Se las hacía a la madre, a la institutriz, a la cocinera. A los hermanos, a los primos. Y al padre, que al oírla golpeaba con el puño en la mesa y enojado la mandaba a su habitación. En la escuela, una monja joven la escuchó y trató de explicarle. Tuvieron varias charlas que no dejaron tranquila a Amelia. Un día la monja le contó que después de la escuela, iba a ayudar a hacer las tareas a varios chicos en el salón de la parroquia, y que si ella quería, también podía ir.

La monja la acompañó esa misma tarde hasta a su casa para hablar con la madre. “Como sé de su devoción y de su inmensa caridad cristiana, quería pedirle permiso para llevar a Amelia, que es tan aventajada y estudiosa, para ayudar a otros niños con sus tareas escolares”, fueron sus palabras, y la madre no supo negarse.

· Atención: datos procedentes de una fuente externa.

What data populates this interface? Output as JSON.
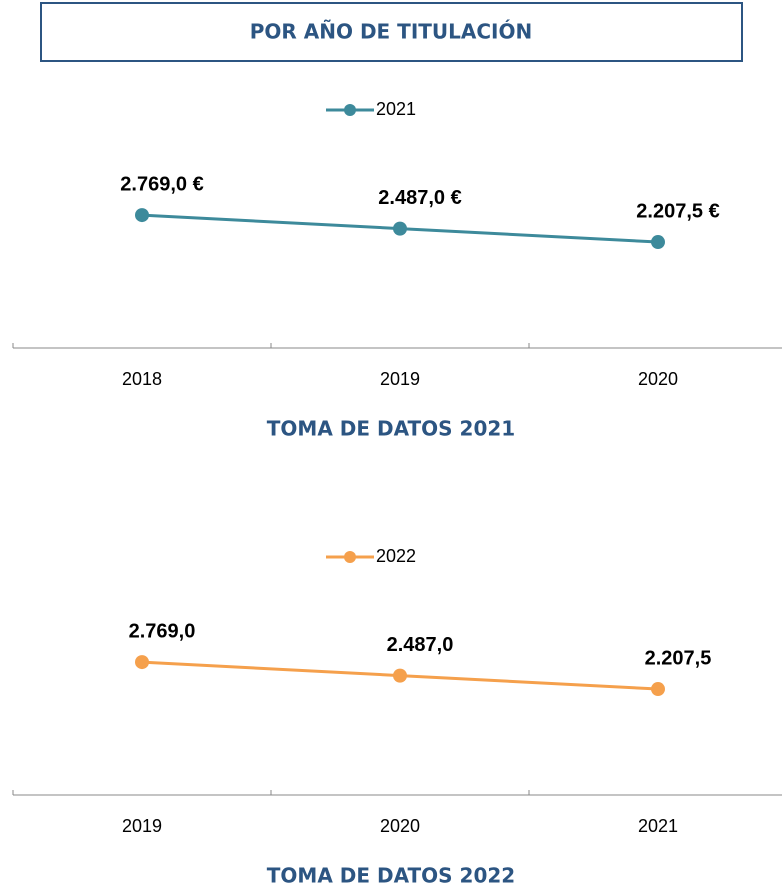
{
  "header": {
    "title": "POR AÑO DE TITULACIÓN"
  },
  "chart_data": [
    {
      "type": "line",
      "categories": [
        "2018",
        "2019",
        "2020"
      ],
      "series": [
        {
          "name": "2021",
          "color": "#3d8a9b",
          "values": [
            2769.0,
            2487.0,
            2207.5
          ],
          "value_labels": [
            "2.769,0 €",
            "2.487,0 €",
            "2.207,5 €"
          ]
        }
      ],
      "ylim": [
        0,
        6000
      ],
      "xlabel": "TOMA DE DATOS 2021"
    },
    {
      "type": "line",
      "categories": [
        "2019",
        "2020",
        "2021"
      ],
      "series": [
        {
          "name": "2022",
          "color": "#f5a04c",
          "values": [
            2769.0,
            2487.0,
            2207.5
          ],
          "value_labels": [
            "2.769,0",
            "2.487,0",
            "2.207,5"
          ]
        }
      ],
      "ylim": [
        0,
        6000
      ],
      "xlabel": "TOMA DE DATOS 2022"
    }
  ]
}
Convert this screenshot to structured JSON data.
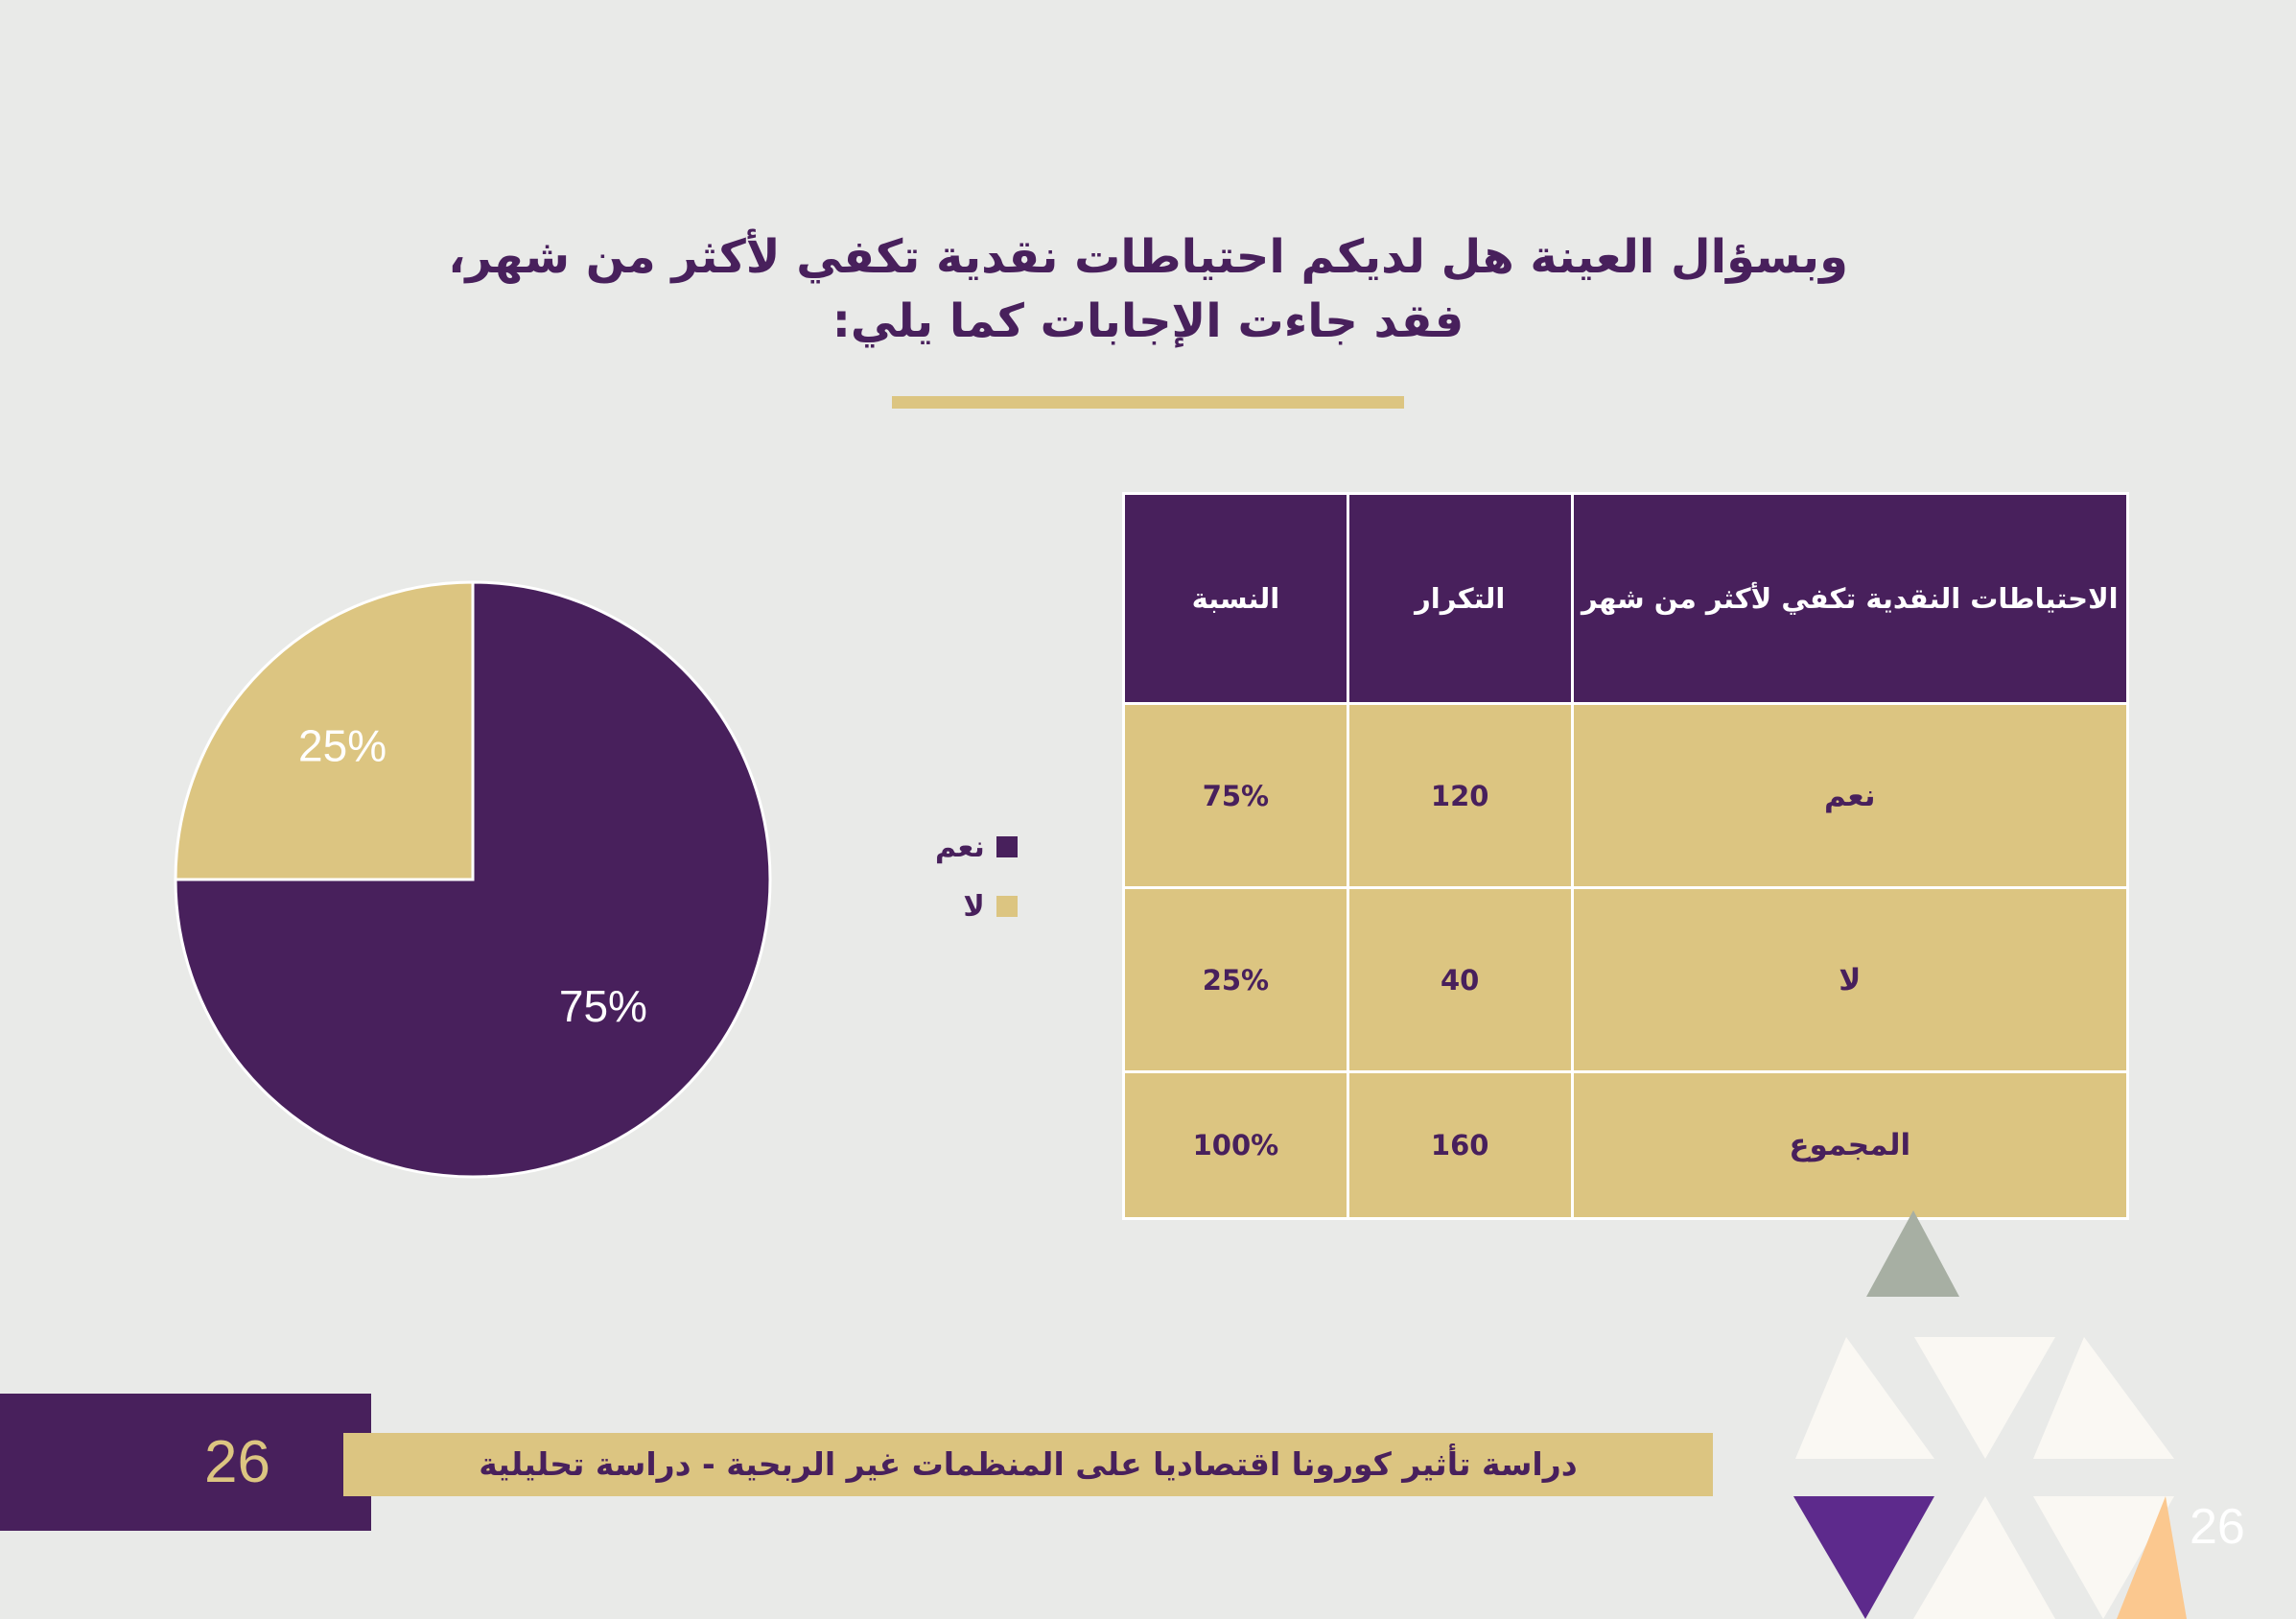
{
  "heading": {
    "line1": "وبسؤال العينة هل لديكم احتياطات نقدية تكفي لأكثر من شهر،",
    "line2": "فقد جاءت الإجابات كما يلي:"
  },
  "colors": {
    "purple": "#48205c",
    "gold": "#dcc581"
  },
  "chart_data": {
    "type": "pie",
    "categories": [
      "نعم",
      "لا"
    ],
    "values": [
      75,
      25
    ],
    "labels": [
      "75%",
      "25%"
    ],
    "colors": [
      "#48205c",
      "#dcc581"
    ],
    "legend_position": "right"
  },
  "table": {
    "headers": [
      "الاحتياطات النقدية تكفي لأكثر من شهر",
      "التكرار",
      "النسبة"
    ],
    "rows": [
      [
        "نعم",
        "120",
        "75%"
      ],
      [
        "لا",
        "40",
        "25%"
      ],
      [
        "المجموع",
        "160",
        "100%"
      ]
    ]
  },
  "footer": {
    "page_number": "26",
    "title": "دراسة تأثير كورونا اقتصاديا على المنظمات غير الربحية - دراسة تحليلية",
    "corner_number": "26"
  }
}
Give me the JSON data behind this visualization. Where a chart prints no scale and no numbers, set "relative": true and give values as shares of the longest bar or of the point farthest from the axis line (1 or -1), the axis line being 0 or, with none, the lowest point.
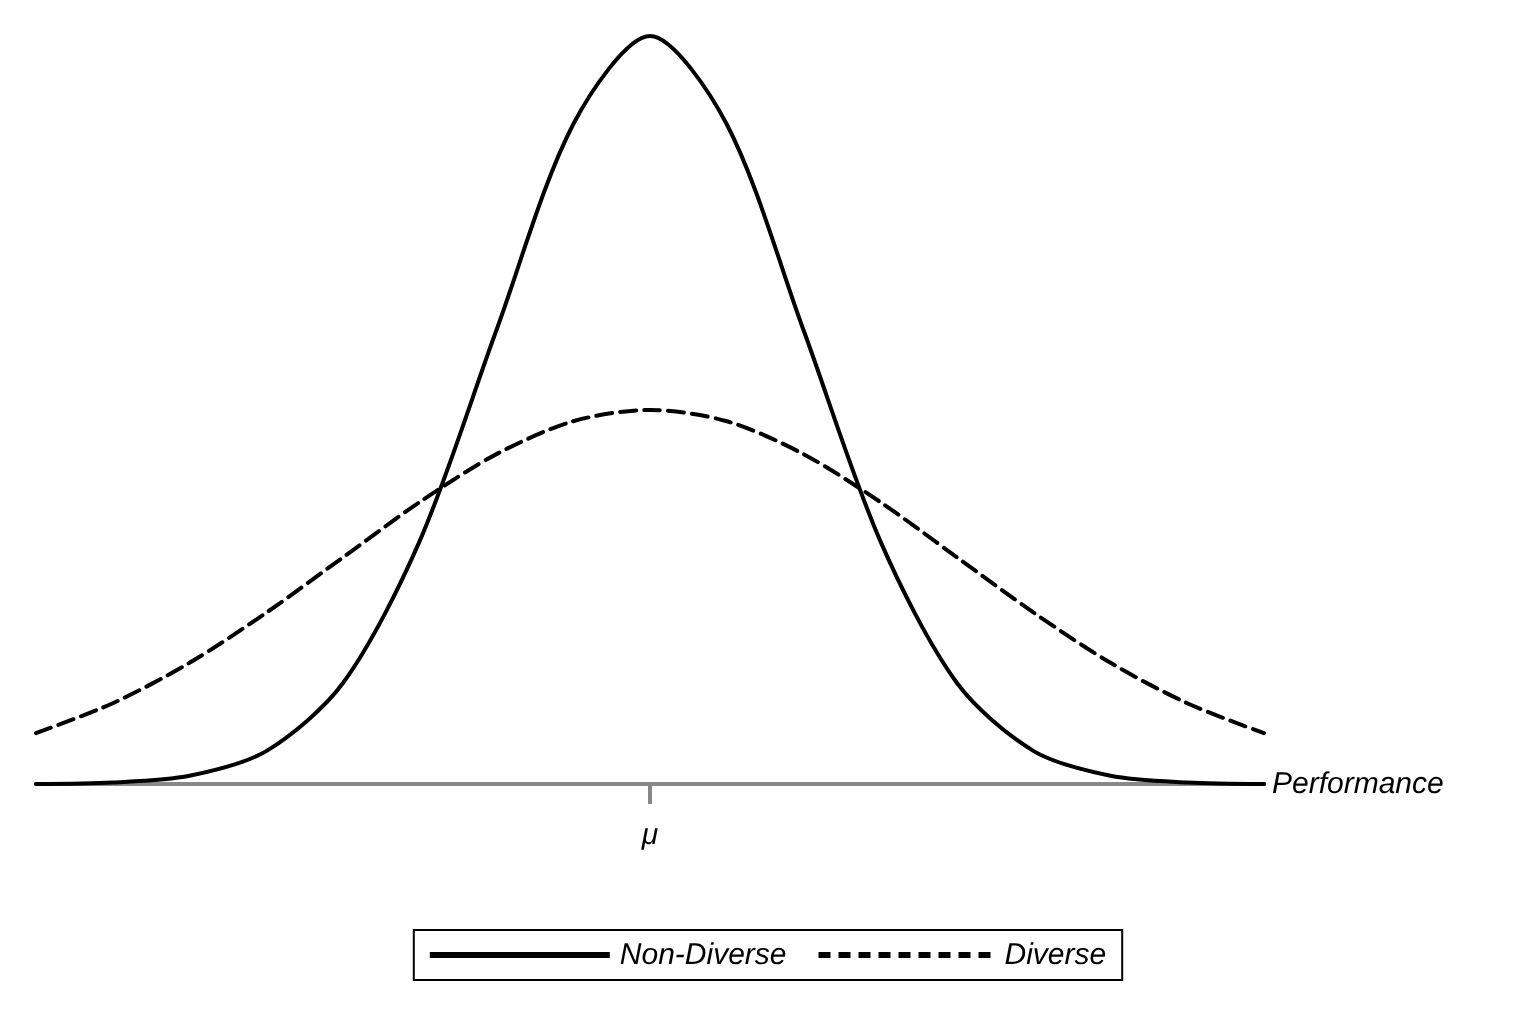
{
  "chart_data": {
    "type": "line",
    "relative": true,
    "xlabel": "Performance",
    "categories": [
      null,
      null,
      null,
      null,
      null,
      null,
      null,
      null,
      null,
      null,
      null,
      null,
      null,
      null,
      null,
      null,
      null
    ],
    "annotations": [
      "μ"
    ],
    "grid": false,
    "legend": "bottom",
    "marker": "none",
    "series": [
      {
        "name": "Non-Diverse",
        "color": "#000000",
        "line_style": "solid",
        "values": [
          0,
          0.002,
          0.011,
          0.044,
          0.135,
          0.325,
          0.607,
          0.882,
          1,
          0.882,
          0.607,
          0.325,
          0.135,
          0.044,
          0.011,
          0.002,
          0
        ]
      },
      {
        "name": "Diverse",
        "color": "#000000",
        "line_style": "dashed",
        "values": [
          0.068,
          0.108,
          0.162,
          0.229,
          0.303,
          0.377,
          0.441,
          0.485,
          0.5,
          0.485,
          0.441,
          0.377,
          0.303,
          0.229,
          0.162,
          0.108,
          0.068
        ]
      }
    ]
  }
}
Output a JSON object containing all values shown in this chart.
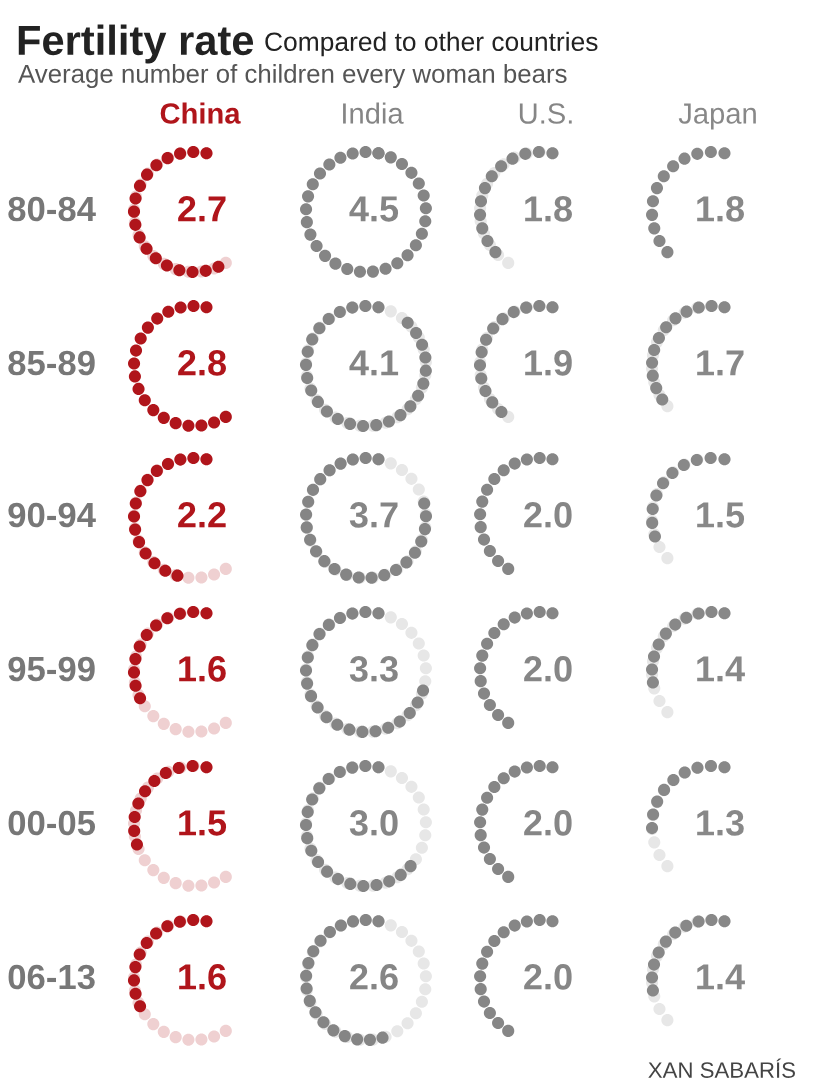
{
  "chart_data": {
    "type": "other",
    "title": "Fertility rate",
    "subtitle": "Compared to other countries",
    "annotations": [
      "Average number of children every woman bears",
      "XAN SABARÍS"
    ],
    "categories": [
      "80-84",
      "85-89",
      "90-94",
      "95-99",
      "00-05",
      "06-13"
    ],
    "series": [
      {
        "name": "China",
        "color": "#b0151b",
        "values": [
          2.7,
          2.8,
          2.2,
          1.6,
          1.5,
          1.6
        ],
        "value_labels": [
          "2.7",
          "2.8",
          "2.2",
          "1.6",
          "1.5",
          "1.6"
        ]
      },
      {
        "name": "India",
        "color": "#858585",
        "values": [
          4.5,
          4.1,
          3.7,
          3.3,
          3.0,
          2.6
        ],
        "value_labels": [
          "4.5",
          "4.1",
          "3.7",
          "3.3",
          "3.0",
          "2.6"
        ]
      },
      {
        "name": "U.S.",
        "color": "#868686",
        "values": [
          1.8,
          1.9,
          2.0,
          2.0,
          2.0,
          2.0
        ],
        "value_labels": [
          "1.8",
          "1.9",
          "2.0",
          "2.0",
          "2.0",
          "2.0"
        ]
      },
      {
        "name": "Japan",
        "color": "#888888",
        "values": [
          1.8,
          1.7,
          1.5,
          1.4,
          1.3,
          1.4
        ],
        "value_labels": [
          "1.8",
          "1.7",
          "1.5",
          "1.4",
          "1.3",
          "1.4"
        ]
      }
    ]
  }
}
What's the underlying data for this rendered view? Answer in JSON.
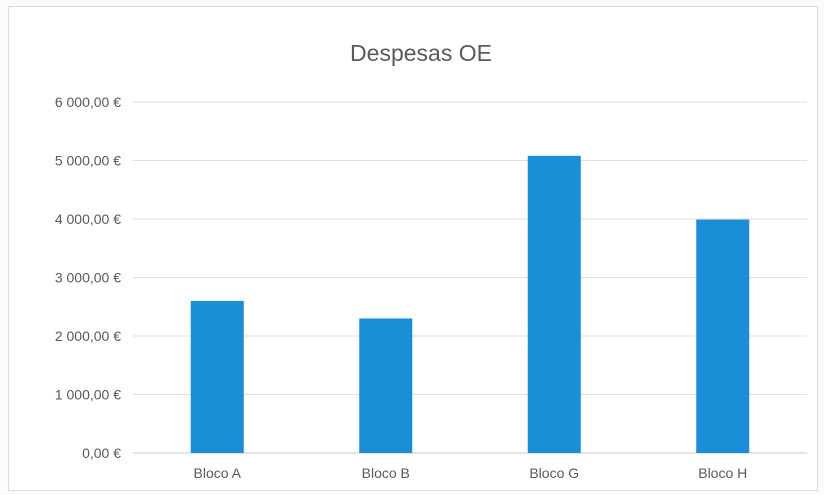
{
  "chart_data": {
    "type": "bar",
    "title": "Despesas OE",
    "xlabel": "",
    "ylabel": "",
    "categories": [
      "Bloco A",
      "Bloco B",
      "Bloco G",
      "Bloco H"
    ],
    "values": [
      2600,
      2300,
      5080,
      3990
    ],
    "ylim": [
      0,
      6000
    ],
    "yticks": [
      0,
      1000,
      2000,
      3000,
      4000,
      5000,
      6000
    ],
    "ytick_labels": [
      "0,00 €",
      "1 000,00 €",
      "2 000,00 €",
      "3 000,00 €",
      "4 000,00 €",
      "5 000,00 €",
      "6 000,00 €"
    ],
    "bar_color": "#1a8fd8",
    "grid": true,
    "legend": "none"
  }
}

Ahí se produjo un encuentro que todas recordarían para siempre. El de la rica Amelia con las primas Aída y Luisa, pobres, hijas de obreros, que apenas sabían leer. Amelia las ayudó a practicar las letras, las entretuvo con lecturas, les enseñó a sumar. Aída la divertía con sus chistes, Luisa la peinaba. Se rieron juntas, jugaron, y luego, cuando las primas se afianzaron con la escritura, las tres empezaron a enseñar a los más chiquitos. Se hicieron confidentes. No era fácil verse después de la clase. La madre de Amelia no aprobaba esa amistad, las veces que las primas habían ido a su casa, se quedaron en la cocina y no se atrevieron a ir al cuarto de Amelia. Las primas no la invitaban, sus casas eran muy estrechas. Cuando el clima lo permitía, Amelia preparaba las provisiones y se iban de picnic a la montaña. Si no, les bastaba con charlar en la plaza del pueblo. Y si llovía, se reunían en el salón de la parroquia.